Data and methodology:
The quantitative research employs a large and unique pay data covering over one million employee-year observations in Finnish industrial companies that are members of the Confederation of Finnish Industries (EK). Accounting data about firm performance and other firm-specific facts was collected from Voitto+ database. The final sample consists of 4511 firm-year observations for years 2007-2010. The statistical research methods applied include descriptive analysis, correlation analysis, and OLS regression analysis for testing the theory-based hypotheses.

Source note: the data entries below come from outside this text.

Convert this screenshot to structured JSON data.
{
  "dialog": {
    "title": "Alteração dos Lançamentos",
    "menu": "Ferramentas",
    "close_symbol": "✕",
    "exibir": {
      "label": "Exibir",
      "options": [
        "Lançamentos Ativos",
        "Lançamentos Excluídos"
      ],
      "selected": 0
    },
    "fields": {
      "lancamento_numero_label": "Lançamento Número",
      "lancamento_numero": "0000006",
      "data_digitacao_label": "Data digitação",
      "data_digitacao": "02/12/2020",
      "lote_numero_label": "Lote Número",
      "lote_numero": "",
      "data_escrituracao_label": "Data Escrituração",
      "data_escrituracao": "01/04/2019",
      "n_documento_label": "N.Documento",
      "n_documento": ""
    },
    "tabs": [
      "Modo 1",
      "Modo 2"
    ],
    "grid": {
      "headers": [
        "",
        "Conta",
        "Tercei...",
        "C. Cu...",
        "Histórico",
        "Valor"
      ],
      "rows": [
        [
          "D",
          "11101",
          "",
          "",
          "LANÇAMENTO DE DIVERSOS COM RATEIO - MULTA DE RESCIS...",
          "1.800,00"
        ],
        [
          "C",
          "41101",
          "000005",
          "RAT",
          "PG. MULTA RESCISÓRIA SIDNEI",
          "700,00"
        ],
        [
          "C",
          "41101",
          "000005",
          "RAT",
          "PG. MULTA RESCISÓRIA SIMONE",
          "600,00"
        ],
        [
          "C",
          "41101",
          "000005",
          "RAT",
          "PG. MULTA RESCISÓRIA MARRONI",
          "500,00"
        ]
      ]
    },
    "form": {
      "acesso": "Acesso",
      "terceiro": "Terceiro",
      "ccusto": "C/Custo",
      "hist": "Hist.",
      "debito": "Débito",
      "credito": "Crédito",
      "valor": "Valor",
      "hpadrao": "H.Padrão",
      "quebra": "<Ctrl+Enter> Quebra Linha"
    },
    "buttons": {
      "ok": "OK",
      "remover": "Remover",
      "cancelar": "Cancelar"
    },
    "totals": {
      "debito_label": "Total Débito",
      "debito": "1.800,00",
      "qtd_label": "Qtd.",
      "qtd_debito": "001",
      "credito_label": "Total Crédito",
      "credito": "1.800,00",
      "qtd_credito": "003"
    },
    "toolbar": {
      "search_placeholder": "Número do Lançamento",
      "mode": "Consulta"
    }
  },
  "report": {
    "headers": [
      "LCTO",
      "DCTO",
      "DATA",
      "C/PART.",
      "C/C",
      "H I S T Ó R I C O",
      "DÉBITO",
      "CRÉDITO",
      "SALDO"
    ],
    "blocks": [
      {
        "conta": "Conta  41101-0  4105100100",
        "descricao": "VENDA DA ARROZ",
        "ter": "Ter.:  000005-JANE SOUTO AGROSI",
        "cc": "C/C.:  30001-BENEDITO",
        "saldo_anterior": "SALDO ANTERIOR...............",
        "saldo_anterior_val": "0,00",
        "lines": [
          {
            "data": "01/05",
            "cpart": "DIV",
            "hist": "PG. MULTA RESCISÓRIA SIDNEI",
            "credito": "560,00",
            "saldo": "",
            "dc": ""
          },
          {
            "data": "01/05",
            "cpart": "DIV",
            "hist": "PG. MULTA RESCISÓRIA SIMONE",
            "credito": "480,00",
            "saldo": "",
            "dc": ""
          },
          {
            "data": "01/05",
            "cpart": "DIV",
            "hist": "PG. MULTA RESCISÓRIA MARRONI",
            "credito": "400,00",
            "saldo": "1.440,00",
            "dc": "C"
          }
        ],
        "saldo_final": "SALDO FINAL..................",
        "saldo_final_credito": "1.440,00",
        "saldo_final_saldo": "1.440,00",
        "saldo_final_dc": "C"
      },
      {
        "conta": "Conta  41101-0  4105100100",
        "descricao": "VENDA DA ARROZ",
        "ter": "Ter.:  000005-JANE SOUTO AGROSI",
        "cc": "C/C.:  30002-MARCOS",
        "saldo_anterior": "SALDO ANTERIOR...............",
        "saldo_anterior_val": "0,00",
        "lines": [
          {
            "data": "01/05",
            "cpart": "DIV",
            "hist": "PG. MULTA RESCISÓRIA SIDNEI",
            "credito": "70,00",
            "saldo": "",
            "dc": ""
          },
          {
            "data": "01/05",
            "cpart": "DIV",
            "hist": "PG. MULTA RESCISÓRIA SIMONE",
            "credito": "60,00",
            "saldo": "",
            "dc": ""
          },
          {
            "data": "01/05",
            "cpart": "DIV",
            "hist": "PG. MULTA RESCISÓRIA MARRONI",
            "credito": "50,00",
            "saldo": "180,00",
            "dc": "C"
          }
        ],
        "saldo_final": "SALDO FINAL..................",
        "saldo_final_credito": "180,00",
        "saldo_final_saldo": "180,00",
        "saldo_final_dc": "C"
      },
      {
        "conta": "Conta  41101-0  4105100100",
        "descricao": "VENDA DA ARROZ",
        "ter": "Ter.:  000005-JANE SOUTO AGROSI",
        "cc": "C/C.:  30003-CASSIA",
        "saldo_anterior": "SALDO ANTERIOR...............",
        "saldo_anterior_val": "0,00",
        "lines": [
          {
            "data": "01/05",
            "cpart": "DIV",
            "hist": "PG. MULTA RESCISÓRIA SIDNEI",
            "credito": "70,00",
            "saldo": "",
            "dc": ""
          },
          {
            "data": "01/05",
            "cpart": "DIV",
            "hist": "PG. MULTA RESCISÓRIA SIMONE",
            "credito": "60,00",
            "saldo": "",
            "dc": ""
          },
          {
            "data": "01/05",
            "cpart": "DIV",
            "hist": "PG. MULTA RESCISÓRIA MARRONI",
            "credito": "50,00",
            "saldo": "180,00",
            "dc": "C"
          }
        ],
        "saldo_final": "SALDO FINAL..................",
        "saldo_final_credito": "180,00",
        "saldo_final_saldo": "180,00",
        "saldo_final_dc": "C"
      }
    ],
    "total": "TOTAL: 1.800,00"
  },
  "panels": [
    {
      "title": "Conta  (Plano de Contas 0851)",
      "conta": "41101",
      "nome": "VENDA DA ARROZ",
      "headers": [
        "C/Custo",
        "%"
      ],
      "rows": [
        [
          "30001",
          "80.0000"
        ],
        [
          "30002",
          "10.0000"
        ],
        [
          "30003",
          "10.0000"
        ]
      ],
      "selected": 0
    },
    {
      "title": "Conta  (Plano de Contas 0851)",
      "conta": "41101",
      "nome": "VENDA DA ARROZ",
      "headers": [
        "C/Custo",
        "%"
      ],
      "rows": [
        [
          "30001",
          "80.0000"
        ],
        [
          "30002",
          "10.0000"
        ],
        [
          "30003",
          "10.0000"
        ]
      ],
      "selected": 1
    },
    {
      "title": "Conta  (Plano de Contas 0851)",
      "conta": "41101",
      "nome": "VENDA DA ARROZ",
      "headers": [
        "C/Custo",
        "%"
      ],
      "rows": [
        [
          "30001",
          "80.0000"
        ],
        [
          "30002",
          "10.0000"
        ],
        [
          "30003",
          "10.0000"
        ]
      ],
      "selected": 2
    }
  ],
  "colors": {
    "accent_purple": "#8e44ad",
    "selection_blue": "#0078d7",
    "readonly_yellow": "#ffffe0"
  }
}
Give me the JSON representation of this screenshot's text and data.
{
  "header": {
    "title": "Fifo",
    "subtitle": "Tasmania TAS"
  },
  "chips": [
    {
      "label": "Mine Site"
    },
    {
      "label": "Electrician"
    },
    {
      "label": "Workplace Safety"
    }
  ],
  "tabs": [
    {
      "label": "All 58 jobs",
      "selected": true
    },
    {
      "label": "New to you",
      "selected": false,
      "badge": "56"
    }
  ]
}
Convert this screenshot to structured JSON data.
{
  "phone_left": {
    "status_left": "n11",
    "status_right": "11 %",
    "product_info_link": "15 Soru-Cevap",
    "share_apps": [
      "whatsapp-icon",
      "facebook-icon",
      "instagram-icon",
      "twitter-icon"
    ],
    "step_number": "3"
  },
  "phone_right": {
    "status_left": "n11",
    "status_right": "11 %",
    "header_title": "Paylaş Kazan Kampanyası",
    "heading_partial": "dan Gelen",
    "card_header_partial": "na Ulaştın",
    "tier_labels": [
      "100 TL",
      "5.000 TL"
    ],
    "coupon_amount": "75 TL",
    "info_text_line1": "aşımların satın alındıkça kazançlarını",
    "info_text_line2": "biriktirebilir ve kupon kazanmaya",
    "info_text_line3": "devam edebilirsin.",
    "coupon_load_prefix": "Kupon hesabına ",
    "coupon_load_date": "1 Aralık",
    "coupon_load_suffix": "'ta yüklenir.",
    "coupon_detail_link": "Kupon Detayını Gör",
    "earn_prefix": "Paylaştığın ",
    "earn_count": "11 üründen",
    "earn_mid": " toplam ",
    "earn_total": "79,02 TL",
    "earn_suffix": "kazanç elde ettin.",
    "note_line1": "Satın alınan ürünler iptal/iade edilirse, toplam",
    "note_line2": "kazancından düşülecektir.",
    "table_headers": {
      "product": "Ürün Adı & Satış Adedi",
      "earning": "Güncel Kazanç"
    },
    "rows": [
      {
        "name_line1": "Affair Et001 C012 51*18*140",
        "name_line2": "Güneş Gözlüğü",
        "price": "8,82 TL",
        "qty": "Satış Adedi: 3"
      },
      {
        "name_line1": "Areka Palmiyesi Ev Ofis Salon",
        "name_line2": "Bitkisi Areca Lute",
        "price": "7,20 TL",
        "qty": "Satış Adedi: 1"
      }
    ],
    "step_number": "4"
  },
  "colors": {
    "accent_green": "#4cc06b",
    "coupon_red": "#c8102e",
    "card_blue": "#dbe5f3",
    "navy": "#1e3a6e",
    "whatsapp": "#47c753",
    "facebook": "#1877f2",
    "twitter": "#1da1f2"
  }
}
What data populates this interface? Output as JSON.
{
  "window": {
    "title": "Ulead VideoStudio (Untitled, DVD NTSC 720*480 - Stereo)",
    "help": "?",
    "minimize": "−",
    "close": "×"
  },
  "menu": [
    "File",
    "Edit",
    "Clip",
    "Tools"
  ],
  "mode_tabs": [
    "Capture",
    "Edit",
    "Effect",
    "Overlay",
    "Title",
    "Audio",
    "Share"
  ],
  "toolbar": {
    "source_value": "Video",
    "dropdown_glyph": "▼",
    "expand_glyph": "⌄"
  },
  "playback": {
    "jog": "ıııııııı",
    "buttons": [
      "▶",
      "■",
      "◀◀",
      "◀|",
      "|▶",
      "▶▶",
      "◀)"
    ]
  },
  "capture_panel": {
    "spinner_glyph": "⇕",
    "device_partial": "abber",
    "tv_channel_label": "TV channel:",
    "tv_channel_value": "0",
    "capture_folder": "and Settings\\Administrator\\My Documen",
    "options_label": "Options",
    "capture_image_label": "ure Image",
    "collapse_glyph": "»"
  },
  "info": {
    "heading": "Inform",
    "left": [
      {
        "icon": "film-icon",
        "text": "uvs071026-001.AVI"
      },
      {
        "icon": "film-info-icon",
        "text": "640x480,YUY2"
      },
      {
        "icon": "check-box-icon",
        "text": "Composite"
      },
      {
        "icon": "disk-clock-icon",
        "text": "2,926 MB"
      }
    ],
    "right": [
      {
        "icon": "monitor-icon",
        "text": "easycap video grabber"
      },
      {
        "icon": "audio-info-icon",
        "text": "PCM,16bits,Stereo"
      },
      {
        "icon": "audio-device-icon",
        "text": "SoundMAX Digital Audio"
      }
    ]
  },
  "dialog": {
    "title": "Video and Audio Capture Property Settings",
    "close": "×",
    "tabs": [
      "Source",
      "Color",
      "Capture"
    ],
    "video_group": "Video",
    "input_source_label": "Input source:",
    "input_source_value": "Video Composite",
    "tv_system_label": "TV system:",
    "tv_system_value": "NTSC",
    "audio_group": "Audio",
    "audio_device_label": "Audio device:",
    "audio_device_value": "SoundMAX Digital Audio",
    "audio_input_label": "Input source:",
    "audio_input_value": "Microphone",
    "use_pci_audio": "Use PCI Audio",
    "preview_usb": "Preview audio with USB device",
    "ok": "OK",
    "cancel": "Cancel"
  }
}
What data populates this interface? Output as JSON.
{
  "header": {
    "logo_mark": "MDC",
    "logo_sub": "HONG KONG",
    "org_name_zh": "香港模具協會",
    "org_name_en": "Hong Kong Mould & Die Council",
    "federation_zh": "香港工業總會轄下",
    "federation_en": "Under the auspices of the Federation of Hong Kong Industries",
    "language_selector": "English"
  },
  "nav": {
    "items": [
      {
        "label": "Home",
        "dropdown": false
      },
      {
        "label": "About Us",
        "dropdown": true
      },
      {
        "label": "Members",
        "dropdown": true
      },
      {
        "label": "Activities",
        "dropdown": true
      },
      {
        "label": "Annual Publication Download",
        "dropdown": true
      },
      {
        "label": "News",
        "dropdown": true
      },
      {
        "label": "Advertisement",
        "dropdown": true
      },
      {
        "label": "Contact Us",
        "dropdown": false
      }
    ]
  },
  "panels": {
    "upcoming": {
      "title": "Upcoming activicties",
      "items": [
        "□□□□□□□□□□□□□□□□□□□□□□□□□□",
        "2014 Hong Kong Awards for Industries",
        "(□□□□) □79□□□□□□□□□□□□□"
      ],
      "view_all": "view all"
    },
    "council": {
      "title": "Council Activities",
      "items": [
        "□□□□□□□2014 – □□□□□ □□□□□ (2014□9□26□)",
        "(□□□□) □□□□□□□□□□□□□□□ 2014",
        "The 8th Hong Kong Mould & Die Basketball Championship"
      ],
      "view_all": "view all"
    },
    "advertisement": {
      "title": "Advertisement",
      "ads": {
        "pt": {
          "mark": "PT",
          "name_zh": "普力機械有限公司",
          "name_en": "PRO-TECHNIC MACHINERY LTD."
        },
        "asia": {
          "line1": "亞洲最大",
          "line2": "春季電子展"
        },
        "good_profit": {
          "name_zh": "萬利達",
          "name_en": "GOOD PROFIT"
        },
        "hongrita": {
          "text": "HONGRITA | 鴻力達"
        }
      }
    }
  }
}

It is argued that the performance contingent incentives for white-collar workers can improve firm future performance. Weak support is found also for the argument that PBC effectiveness varies in companies with different demographic characteristics of employees. Interestingly, the results also weakly indicate that higher amount of incentives paid out does not yield superior firm performance. Finally, it seems that demographic factors may also influence the effectiveness of individual-based and team-based incentives. However, this indication is very weak and thus further research is required for drawing conclusions.